On 10/23/2021 12:39 PM, Ananyev, Konstantin wrote:
22/10/2021 23:14, Bing Zhao:
In the function "eth_dev_fp_ops_reset", a structure assignment
operation is used to reset one queue's callback functions, etc., but
it is not thread safe.
The structure assignment is not atomic, a lot of instructions will
be generated. Right now, since not all the fields are needed, the
fields in the "dummy_ops" which is not set explicitly will be 0s
based on the specification and compiler behavior. In order to make
"fpo" has the same content with "dummy_ops", some clearing to 0
operation is needed.
By checking the object instructions (e.g. with GCC 4.8.5)
0x0000000000a58317 <+35>: mov %rsi,%rdi
0x0000000000a5831a <+38>: mov %rdx,%rcx
=> 0x0000000000a5831d <+41>: rep stos %rax,%es:(%rdi)

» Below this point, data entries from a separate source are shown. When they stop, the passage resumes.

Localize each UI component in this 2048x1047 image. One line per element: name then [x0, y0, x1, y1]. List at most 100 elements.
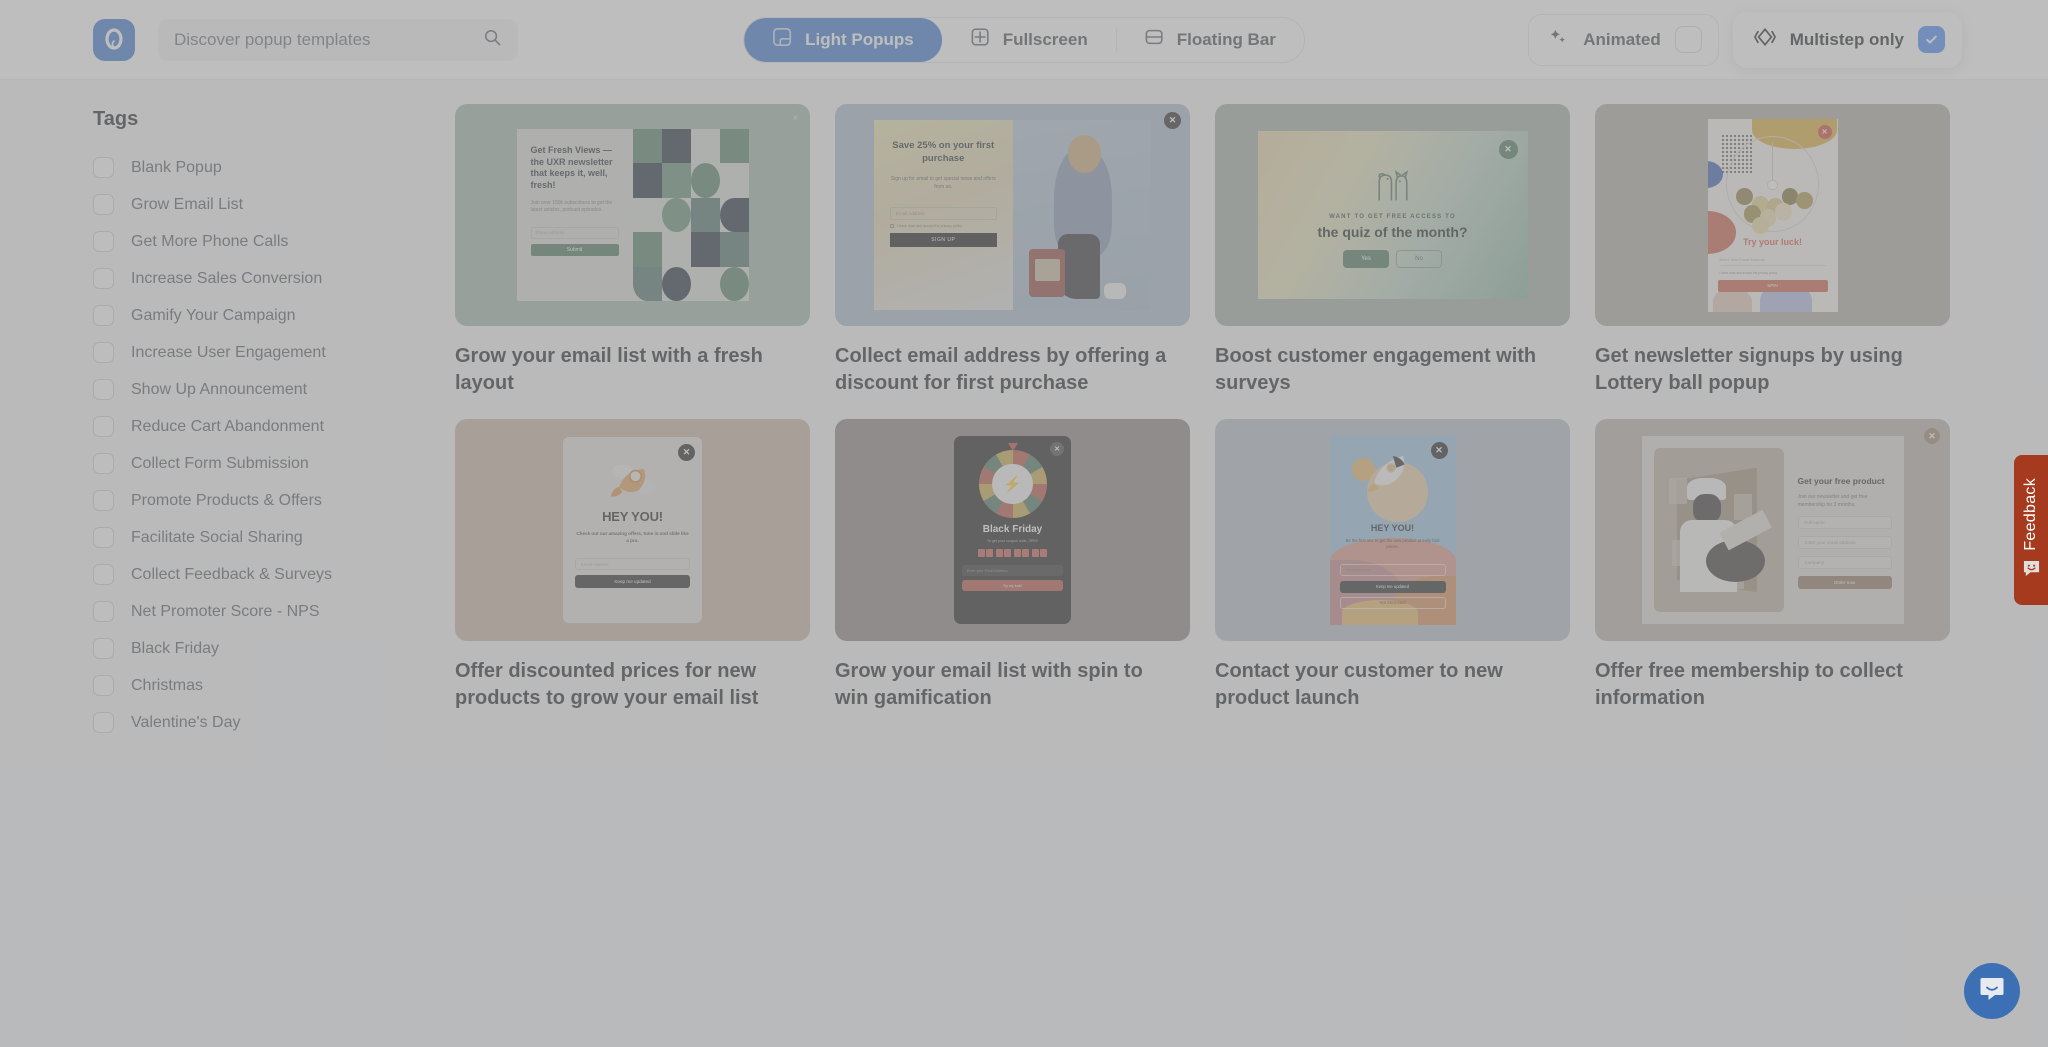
tag-label: Blank Popup: [131, 158, 222, 176]
template-thumbnail: Get Fresh Views — the UXR newsletter tha…: [455, 104, 810, 326]
tag-row[interactable]: Increase Sales Conversion: [93, 260, 455, 297]
template-card[interactable]: Get your free product Join our newslette…: [1595, 419, 1950, 712]
tag-row[interactable]: Grow Email List: [93, 186, 455, 223]
tag-checkbox[interactable]: [93, 527, 114, 548]
tab-fullscreen[interactable]: Fullscreen: [942, 18, 1116, 62]
search-box[interactable]: [158, 18, 518, 61]
template-title: Offer free membership to collect informa…: [1595, 660, 1903, 709]
template-title: Contact your customer to new product lau…: [1215, 660, 1503, 709]
tag-checkbox[interactable]: [93, 416, 114, 437]
tag-row[interactable]: Facilitate Social Sharing: [93, 519, 455, 556]
tag-row[interactable]: Collect Form Submission: [93, 445, 455, 482]
template-title: Get newsletter signups by using Lottery …: [1595, 345, 1903, 394]
light-popup-icon: [772, 27, 792, 52]
popup-preview: HEY YOU! Be the first one to get the new…: [1329, 435, 1456, 625]
popup-preview: Get your free product Join our newslette…: [1641, 428, 1940, 624]
tag-checkbox[interactable]: [93, 638, 114, 659]
preview-photo: [1653, 448, 1784, 612]
tag-checkbox[interactable]: [93, 564, 114, 585]
preview-body: Sign up for email to get special news an…: [890, 175, 996, 190]
tag-row[interactable]: Black Friday: [93, 630, 455, 667]
preview-email-input: Enter your email address: [1797, 536, 1892, 549]
search-input[interactable]: [174, 29, 477, 50]
template-card[interactable]: Get Fresh Views — the UXR newsletter tha…: [455, 104, 810, 397]
tag-row[interactable]: Gamify Your Campaign: [93, 297, 455, 334]
tag-row[interactable]: Promote Products & Offers: [93, 482, 455, 519]
template-card[interactable]: Try your luck! Enter Your Email Address …: [1595, 104, 1950, 397]
filter-animated-label: Animated: [1583, 29, 1661, 49]
tag-checkbox[interactable]: [93, 490, 114, 511]
filter-animated[interactable]: Animated: [1528, 13, 1719, 66]
template-card[interactable]: HEY YOU! Check out our amazing offers, t…: [455, 419, 810, 712]
tag-row[interactable]: Increase User Engagement: [93, 334, 455, 371]
tag-label: Christmas: [131, 676, 204, 694]
tag-label: Valentine's Day: [131, 713, 241, 731]
header-filters: Animated Multistep only: [1528, 0, 1962, 79]
tag-checkbox[interactable]: [93, 453, 114, 474]
tag-checkbox[interactable]: [93, 268, 114, 289]
template-title: Grow your email list with spin to win ga…: [835, 660, 1143, 709]
tag-row[interactable]: Show Up Announcement: [93, 371, 455, 408]
tag-row[interactable]: Valentine's Day: [93, 704, 455, 741]
preview-email-input: Email Address: [890, 206, 997, 220]
tag-checkbox[interactable]: [93, 601, 114, 622]
filter-multistep-only[interactable]: Multistep only: [1732, 11, 1962, 68]
tag-row[interactable]: Blank Popup: [93, 149, 455, 186]
feedback-label: Feedback: [2022, 477, 2039, 551]
tag-checkbox[interactable]: [93, 194, 114, 215]
chat-launcher-button[interactable]: [1964, 963, 2020, 1019]
tag-checkbox[interactable]: [93, 231, 114, 252]
preview-heading: Get Fresh Views — the UXR newsletter tha…: [530, 145, 613, 191]
template-card[interactable]: WANT TO GET FREE ACCESS TO the quiz of t…: [1215, 104, 1570, 397]
tag-row[interactable]: Get More Phone Calls: [93, 223, 455, 260]
template-card[interactable]: ⚡ Black Friday To get your coupon code, …: [835, 419, 1190, 712]
preview-body: Join over 150k subscribers to get the la…: [530, 199, 613, 214]
tag-checkbox[interactable]: [93, 305, 114, 326]
tab-light-popups[interactable]: Light Popups: [744, 17, 942, 62]
rocket-icon: [610, 464, 655, 497]
tag-label: Collect Form Submission: [131, 454, 309, 472]
tab-floating-bar[interactable]: Floating Bar: [1115, 18, 1304, 62]
tag-checkbox[interactable]: [93, 712, 114, 733]
tab-floating-bar-label: Floating Bar: [1176, 29, 1276, 49]
preview-email-input: Enter Your Email Address: [1719, 255, 1826, 266]
template-type-tabs: Light Popups Fullscreen Floating Bar: [743, 16, 1305, 63]
close-icon: ✕: [1924, 428, 1940, 444]
tag-row[interactable]: Christmas: [93, 667, 455, 704]
preview-coupon-digits: [954, 549, 1071, 557]
preview-body: Be the first one to get the new product …: [1345, 538, 1440, 550]
popupsmart-logo-icon[interactable]: [93, 18, 135, 61]
close-icon: ✕: [1498, 140, 1518, 159]
feedback-tab[interactable]: Feedback: [2014, 455, 2048, 605]
close-icon: ✕: [1164, 112, 1181, 129]
preview-submit-button: Keep me updated: [575, 575, 690, 589]
tag-checkbox[interactable]: [93, 157, 114, 178]
smiley-chat-icon: [2022, 560, 2041, 582]
template-card[interactable]: HEY YOU! Be the first one to get the new…: [1215, 419, 1570, 712]
preview-body: To get your coupon code, SPIN!: [987, 539, 1038, 543]
popup-preview: HEY YOU! Check out our amazing offers, t…: [563, 437, 702, 623]
tag-row[interactable]: Collect Feedback & Surveys: [93, 556, 455, 593]
close-icon: ✕: [1050, 442, 1064, 456]
template-title: Grow your email list with a fresh layout: [455, 345, 763, 394]
multistep-diamond-icon: [1753, 27, 1776, 52]
filter-animated-checkbox[interactable]: [1674, 26, 1702, 53]
preview-heading: Get your free product: [1797, 476, 1885, 486]
tag-label: Reduce Cart Abandonment: [131, 417, 325, 435]
preview-spin-button: SPIN: [1717, 279, 1828, 292]
filter-multistep-checkbox[interactable]: [1918, 26, 1945, 53]
tag-row[interactable]: Net Promoter Score - NPS: [93, 593, 455, 630]
sparkle-icon: [1549, 27, 1569, 52]
tag-checkbox[interactable]: [93, 675, 114, 696]
tag-row[interactable]: Reduce Cart Abandonment: [93, 408, 455, 445]
tag-label: Black Friday: [131, 639, 220, 657]
preview-pattern: [632, 129, 749, 301]
template-card[interactable]: Save 25% on your first purchase Sign up …: [835, 104, 1190, 397]
search-icon: [483, 28, 502, 52]
preview-heading: Black Friday: [982, 524, 1043, 535]
tag-checkbox[interactable]: [93, 379, 114, 400]
floating-bar-icon: [1144, 27, 1164, 52]
preview-email-input: Enter your Email Address: [962, 565, 1063, 576]
tags-sidebar: Tags Blank Popup Grow Email List Get More …: [0, 80, 455, 1047]
tag-checkbox[interactable]: [93, 342, 114, 363]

0x0000000000a58320 <+44>: mov -0x38(%rsp),%rax
0x0000000000a58325 <+49>: lea -0xe0(%rip),%rdx
// # 0xa5824c <dummy_eth_rx_burst>
It shows that "rep stos" will clear the "fpo" structure before
assigning new values.
In the other thread, if some data path Tx / Rx functions are still
running, there is a risk to get 0 instead of the correct dummy
content.
1. qd = p->rxq.data[queue_id]
2. (void **)&p->rxq.clbk[queue_id]
"data" and "clbk" may be observed with NULL (0) in other threads.
Even it is temporary, the accessing to a NULL pointer will cause a
crash. Using "memcpy" could get rid of this.
Fixes: c87d435a4d79 ("ethdev: copy fast-path API into separate structure")
Cc: konstantin.anan...@intel.com
Signed-off-by: Bing Zhao <bi...@nvidia.com>
---
--- a/lib/ethdev/ethdev_private.c
+++ b/lib/ethdev/ethdev_private.c
@@ -206,7 +206,7 @@ eth_dev_fp_ops_reset(struct rte_eth_fp_ops *fpo)
.txq = {.data = dummy_data, .clbk = dummy_data,},
};
- *fpo = dummy_ops;
+ rte_memcpy(fpo, &dummy_ops, sizeof(struct rte_eth_fp_ops));
That's not trivial.
Please add a comment to briefly explain that memcpy avoids zeroing of a simple
assignment.
I think that patch is based on two totally wrong assumptions:
1) ethdev data-path and control-path API is MT-safe.
With current design it is not.
When calling rx/tx_burst it is caller responsibility to make sure that
given port is
already properly configured and started. Also it is user responsibility to
guarantee
that none other thread doing dev_stop for the same port simultaneously.
And visa-versa when calling dev_stop(), it is user responsibility to
ensure that
none other thread doing rx/tx_burst for given port simultaneously.
If your app doesn't follow these principles, then it is a bug that needs
to be fixed.
2) rte_memcpy() provides some sort of atomicity and it is safe to use it on its
own
in MT environment. That's totally wrong.
In both cases compiler has total freedom to perform copy in any order it
likes
(let say it can first read whole source data in some temporary buffer
(SIMD register),
and then right it in one go, or it can do the same trick with 'rep stos'
as above).
Moreover CPU itself can reorder instructions.
So if you need this copy to be atomic you need to use some sort of
sync primitives along with it (mutex, rwlock, rcu, etc.).
But as I said above right now ethdev API is not MT-safe, so it is not
required.
To summarise - there is no point to mae these changes,
and patch comment is wrong and misleading.
Can we mark this patch as rejected now?
Patch seems trying to cover a wrong application usage, and it should
be addressed in the application level.